Blis Technologies, the NZX-listed biotech company, has been ordered to pay $30,000 plus costs for breaching continuous disclosure rules when chief executive Barry Richardson was caught on the fly in an interview with the Sunday Star-Times newspaper in August.
The New Zealand markets disciplinary tribunal publicly censured the Dunedin-based firm, and ordered the penalty after finding Blis breached continuous disclosure obligations when the chief executive told a Fairfax Media publication its oral probiotics product would be distributed in 600 stores in China by pharmaceutical firm, Sinopharm, before informing the NZX. The stock market operator sought a penalty of $30,000, which matched two similar decisions.

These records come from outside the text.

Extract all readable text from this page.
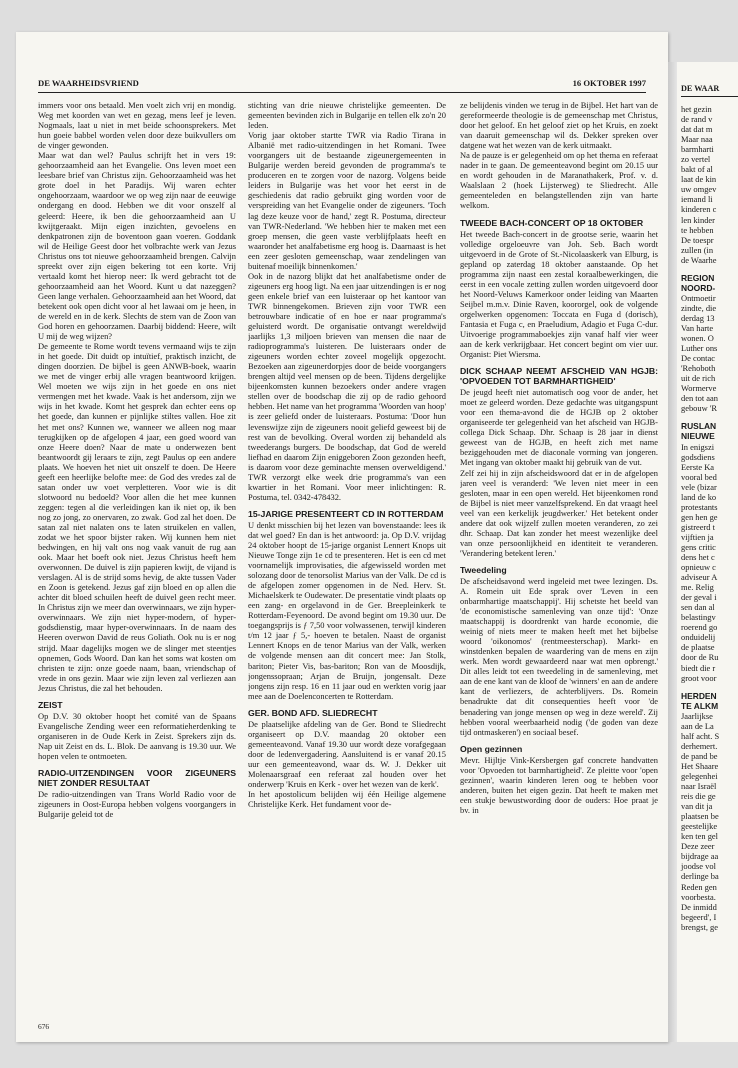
DE WAARHEIDSVRIEND	16 OKTOBER 1997

immers voor ons betaald. Men voelt zich vrij en mondig. Weg met koorden van wet en gezag, mens leef je leven. Nogmaals, laat u niet in met beide schoonsprekers. Met hun goeie babbel worden velen door deze buikvullers om de vinger gewonden.

Maar wat dan wel? Paulus schrijft het in vers 19: gehoorzaamheid aan het Evangelie. Ons leven moet een leesbare brief van Christus zijn. Gehoorzaamheid was het grote doel in het Paradijs. Wij waren echter ongehoorzaam, waardoor we op weg zijn naar de eeuwige ondergang en dood. Hebben we dit voor onszelf al geleerd: Heere, ik ben die gehoorzaamheid aan U kwijtgeraakt. Mijn eigen inzichten, gevoelens en denkpatronen zijn de boventoon gaan voeren. Goddank wil de Heilige Geest door het volbrachte werk van Jezus Christus ons tot nieuwe gehoorzaamheid brengen. Calvijn spreekt over zijn eigen bekering tot een korte. Vrij vertaald komt het hierop neer: Ik werd gebracht tot de gehoorzaamheid aan het Woord. Kunt u dat nazeggen? Geen lange verhalen. Gehoorzaamheid aan het Woord, dat betekent ook open dicht voor al het lawaai om je heen, in de wereld en in de kerk. Slechts de stem van de Zoon van God horen en gehoorzamen. Daarbij biddend: Heere, wilt U mij de weg wijzen?

De gemeente te Rome wordt tevens vermaand wijs te zijn in het goede. Dit duidt op intuïtief, praktisch inzicht, de dingen doorzien. De bijbel is geen ANWB-boek, waarin we met de vinger erbij alle vragen beantwoord krijgen. Wel moeten we wijs zijn in het goede en ons niet vermengen met het kwade. Vaak is het andersom, zijn we wijs in het kwade. Komt het gesprek dan echter eens op het goede, dan kunnen er pijnlijke stiltes vallen. Hoe zit het met ons? Kunnen we, wanneer we alleen nog maar terugkijken op de afgelopen 4 jaar, een goed woord van onze Heere doen? Naar de mate u onderwezen bent beantwoordt gij leraars te zijn, zegt Paulus op een andere plaats. We hoeven het niet uit onszelf te doen. De Heere geeft een heerlijke belofte mee: de God des vredes zal de satan onder uw voet verpletteren. Voor wie is dit slotwoord nu bedoeld? Voor allen die het mee kunnen zeggen: tegen al die verleidingen kan ik niet op, ik ben nog zo jong, zo onervaren, zo zwak. God zal het doen. De satan zal niet nalaten ons te laten struikelen en vallen, zodat we het spoor bijster raken. Wij kunnen hem niet bedwingen, en hij valt ons nog vaak vanuit de rug aan ook. Maar het boeft ook niet. Jezus Christus heeft hem overwonnen. De duivel is zijn papieren kwijt, de vijand is verslagen. Al is de strijd soms hevig, de akte tussen Vader en Zoon is getekend. Jezus gaf zijn bloed en op allen die achter dit bloed schuilen heeft de duivel geen recht meer. In Christus zijn we meer dan overwinnaars, we zijn hyper-overwinnaars. We zijn niet hyper-modern, of hyper-godsdienstig, maar hyper-overwinnaars. In de naam des Heeren overwon David de reus Goliath. Ook nu is er nog strijd. Maar dagelijks mogen we de slinger met steentjes opnemen, Gods Woord. Dan kan het soms wat kosten om christen te zijn: onze goede naam, baan, vriendschap of vrede in ons gezin. Maar wie zijn leven zal verliezen aan Jezus Christus, die zal het behouden.

ZEIST

Op D.V. 30 oktober hoopt het comité van de Spaans Evangelische Zending weer een reformatieherdenking te organiseren in de Oude Kerk in Zeist. Sprekers zijn ds. Nap uit Zeist en ds. L. Blok. De aanvang is 19.30 uur. We hopen velen te ontmoeten.

RADIO-UITZENDINGEN VOOR ZIGEUNERS NIET ZONDER RESULTAAT

De radio-uitzendingen van Trans World Radio voor de zigeuners in Oost-Europa hebben volgens voorgangers in Bulgarije geleid tot de

stichting van drie nieuwe christelijke gemeenten. De gemeenten bevinden zich in Bulgarije en tellen elk zo'n 20 leden.

Vorig jaar oktober startte TWR via Radio Tirana in Albanië met radio-uitzendingen in het Romani. Twee voorgangers uit de bestaande zigeunergemeenten in Bulgarije werden bereid gevonden de programma's te produceren en te zorgen voor de nazorg. Volgens beide leiders in Bulgarije was het voor het eerst in de geschiedenis dat radio gebruikt ging worden voor de verspreiding van het Evangelie onder de zigeuners. 'Toch lag deze keuze voor de hand,' zegt R. Postuma, directeur van TWR-Nederland. 'We hebben hier te maken met een groep mensen, die geen vaste verblijfplaats heeft en waaronder het analfabetisme erg hoog is. Daarnaast is het een zeer gesloten gemeenschap, waar zendelingen van buitenaf moeilijk binnenkomen.'

Ook in de nazorg blijkt dat het analfabetisme onder de zigeuners erg hoog ligt. Na een jaar uitzendingen is er nog geen enkele brief van een luisteraar op het kantoor van TWR binnengekomen. Brieven zijn voor TWR een betrouwbare indicatie of en hoe er naar programma's geluisterd wordt. De organisatie ontvangt wereldwijd jaarlijks 1,3 miljoen brieven van mensen die naar de radioprogramma's luisteren. De luisteraars onder de zigeuners worden echter zoveel mogelijk opgezocht. Bezoeken aan zigeunerdorpjes door de beide voorgangers brengen altijd veel mensen op de been. Tijdens dergelijke bijeenkomsten kunnen bezoekers onder andere vragen stellen over de boodschap die zij op de radio gehoord hebben. Het name van het programma 'Woorden van hoop' is zeer geliefd onder de luisteraars. Postuma: 'Door hun levenswijze zijn de zigeuners nooit geliefd geweest bij de rest van de bevolking. Overal worden zij behandeld als tweederangs burgers. De boodschap, dat God de wereld liefhad en daarom Zijn eniggeboren Zoon gezonden heeft, is daarom voor deze geminachte mensen overweldigend.' TWR verzorgt elke week drie programma's van een kwartier in het Romani. Voor meer inlichtingen: R. Postuma, tel. 0342-478432.

15-JARIGE PRESENTEERT CD IN ROTTERDAM

U denkt misschien bij het lezen van bovenstaande: lees ik dat wel goed? En dan is het antwoord: ja. Op D.V. vrijdag 24 oktober hoopt de 15-jarige organist Lennert Knops uit Nieuwe Tonge zijn 1e cd te presenteren. Het is een cd met voornamelijk improvisaties, die afgewisseld worden met solozang door de tenorsolist Marius van der Valk. De cd is de afgelopen zomer opgenomen in de Ned. Herv. St. Michaelskerk te Oudewater. De presentatie vindt plaats op een zang- en orgelavond in de Ger. Breepleinkerk te Rotterdam-Feyenoord. De avond begint om 19.30 uur. De toegangsprijs is ƒ 7,50 voor volwassenen, terwijl kinderen t/m 12 jaar ƒ 5,- hoeven te betalen. Naast de organist Lennert Knops en de tenor Marius van der Valk, werken de volgende mensen aan dit concert mee: Jan Stolk, bariton; Pieter Vis, bas-bariton; Ron van de Moosdijk, jongenssopraan; Arjan de Bruijn, jongensalt. Deze jongens zijn resp. 16 en 11 jaar oud en werkten vorig jaar mee aan de Doelenconcerten te Rotterdam.

GER. BOND AFD. SLIEDRECHT

De plaatselijke afdeling van de Ger. Bond te Sliedrecht organiseert op D.V. maandag 20 oktober een gemeenteavond. Vanaf 19.30 uur wordt deze vorafgegaan door de ledenvergadering. Aansluitend is er vanaf 20.15 uur een gemeenteavond, waar ds. W. J. Dekker uit Molenaarsgraaf een referaat zal houden over het onderwerp 'Kruis en Kerk - over het wezen van de kerk'.

In het apostolicum belijden wij één Heilige algemene Christelijke Kerk. Het fundament voor de-

ze belijdenis vinden we terug in de Bijbel. Het hart van de gereformeerde theologie is de gemeenschap met Christus, door het geloof. En het geloof ziet op het Kruis, en zoekt van daaruit gemeenschap wil ds. Dekker spreken over datgene wat het wezen van de kerk uitmaakt.

Na de pauze is er gelegenheid om op het thema en referaat nader in te gaan. De gemeenteavond begint om 20.15 uur en wordt gehouden in de Maranathakerk, Prof. v. d. Waalslaan 2 (hoek Lijsterweg) te Sliedrecht. Alle gemeenteleden en belangstellenden zijn van harte welkom.

TWEEDE BACH-CONCERT OP 18 OKTOBER

Het tweede Bach-concert in de grootse serie, waarin het volledige orgeloeuvre van Joh. Seb. Bach wordt uitgevoerd in de Grote of St.-Nicolaaskerk van Elburg, is gepland op zaterdag 18 oktober aanstaande. Op het programma zijn naast een zestal koraalbewerkingen, die eerst in een vocale zetting zullen worden uitgevoerd door het Noord-Veluws Kamerkoor onder leiding van Maarten Seijbel m.m.v. Dinie Raven, koororgel, ook de volgende orgelwerken opgenomen: Toccata en Fuga d (dorisch), Fantasia et Fuga c, en Praeludium, Adagio et Fuga C-dur. Uitvoerige programmaboekjes zijn vanaf half vier weer aan de kerk verkrijgbaar. Het concert begint om vier uur. Organist: Piet Wiersma.

DICK SCHAAP NEEMT AFSCHEID VAN HGJB: 'OPVOEDEN TOT BARMHARTIGHEID'

De jeugd heeft niet automatisch oog voor de ander, het moet ze geleerd worden. Deze gedachte was uitgangspunt voor een thema-avond die de HGJB op 2 oktober organiseerde ter gelegenheid van het afscheid van HGJB-collega Dick Schaap. Dhr. Schaap is 28 jaar in dienst geweest van de HGJB, en heeft zich met name beziggehouden met de diaconale vorming van jongeren. Met ingang van oktober maakt hij gebruik van de vut.

Zelf zei hij in zijn afscheidswoord dat er in de afgelopen jaren veel is veranderd: 'We leven niet meer in een gesloten, maar in een open wereld. Het bijeenkomen rond de Bijbel is niet meer vanzelfsprekend. En dat vraagt heel veel van een kerkelijk jeugdwerker.' Het betekent onder andere dat ook wijzelf zullen moeten veranderen, zo zei dhr. Schaap. Dat kan zonder het meest wezenlijke deel van onze persoonlijkheid en identiteit te veranderen. 'Verandering betekent leren.'

Tweedeling

De afscheidsavond werd ingeleid met twee lezingen. Ds. A. Romein uit Ede sprak over 'Leven in een onbarmhartige maatschappij'. Hij schetste het beeld van 'de economistische samenleving van onze tijd': 'Onze maatschappij is doordrenkt van harde economie, die weinig of niets meer te maken heeft met het bijbelse woord 'oikonomos' (rentmeesterschap). Markt- en winstdenken bepalen de waardering van de mens en zijn werk. Men wordt gewaardeerd naar wat men opbrengt.' Dit alles leidt tot een tweedeling in de samenleving, met aan de ene kant van de kloof de 'winners' en aan de andere kant de verliezers, de achterblijvers. Ds. Romein benadrukte dat dit consequenties heeft voor 'de benadering van jonge mensen op weg in deze wereld'. Zij hebben vooral weerbaarheid nodig ('de goden van deze tijd ontmaskeren') en sociaal besef.

Open gezinnen

Mevr. Hijltje Vink-Kersbergen gaf concrete handvatten voor 'Opvoeden tot barmhartigheid'. Ze pleitte voor 'open gezinnen', waarin kinderen leren oog te hebben voor anderen, buiten het eigen gezin. Dat heeft te maken met een stukje bewustwording door de ouders: Hoe praat je bv. in

676
DE WAAR
het gezin
de rand v
dat dat m
Maar naa
barmharti
zo vertel
bakt of al
laat de kin
uw omgev
iemand li
kinderen c
len kinder
te hebben
De toespr
zullen (in
de Waarhe
REGION
NOORD-
Ontmoetir
zindte, die
derdag 13
Van harte
wonen. O
Luther ons
De contac
'Rehoboth
uit de rich
Wormerve
den tot aan
gebouw 'R
RUSLAN
NIEUWE
In enigszi
godsdiens
Eerste Ka
vooral bed
vele (bizar
land de ko
protestants
gen hen ge
gistreerd t
vijftien ja
gens critic
dens het c
opnieuw c
adviseur A
me. Relig
der geval i
sen dan al
belastingv
roerend go
onduidelij
de plaatse
door de Ru
biedt die r
groot voor
HERDEN
TE ALKM
Jaarlijkse
aan de La
half acht. S
derhemert.
de pand be
Het Shaare
gelegenhei
naar Israël
reis die ge
van dit ja
plaatsen be
geestelijke
ken ten gel
Deze zeer
bijdrage aa
joodse vol
derlinge ba
Reden gen
voorbesta.
De inmidd
begeerd', I
brengst, ge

"In imposing this penalty, the tribunal wishes to emphasise that compliance with the continuous disclosure requirements in the rules is of fundamental importance to the integrity of the market," the tribunal said. "Material information must be immediately released to the market unless a permitted exception applies and must not be released to a member of the public before its release to NZX."
Last month Blis said it faced a claim from the NZX disciplinary unit, and estimated total costs would come in below $50,000.
The tribunal said the breach was "particularly serious" because Blis didn't recognise that the Sinopharm expansion was material, but also released the information to a journalist before the market, "with the result that the market was not operating on a fully informed basis (albeit for what appears to be only a relatively short period of time)."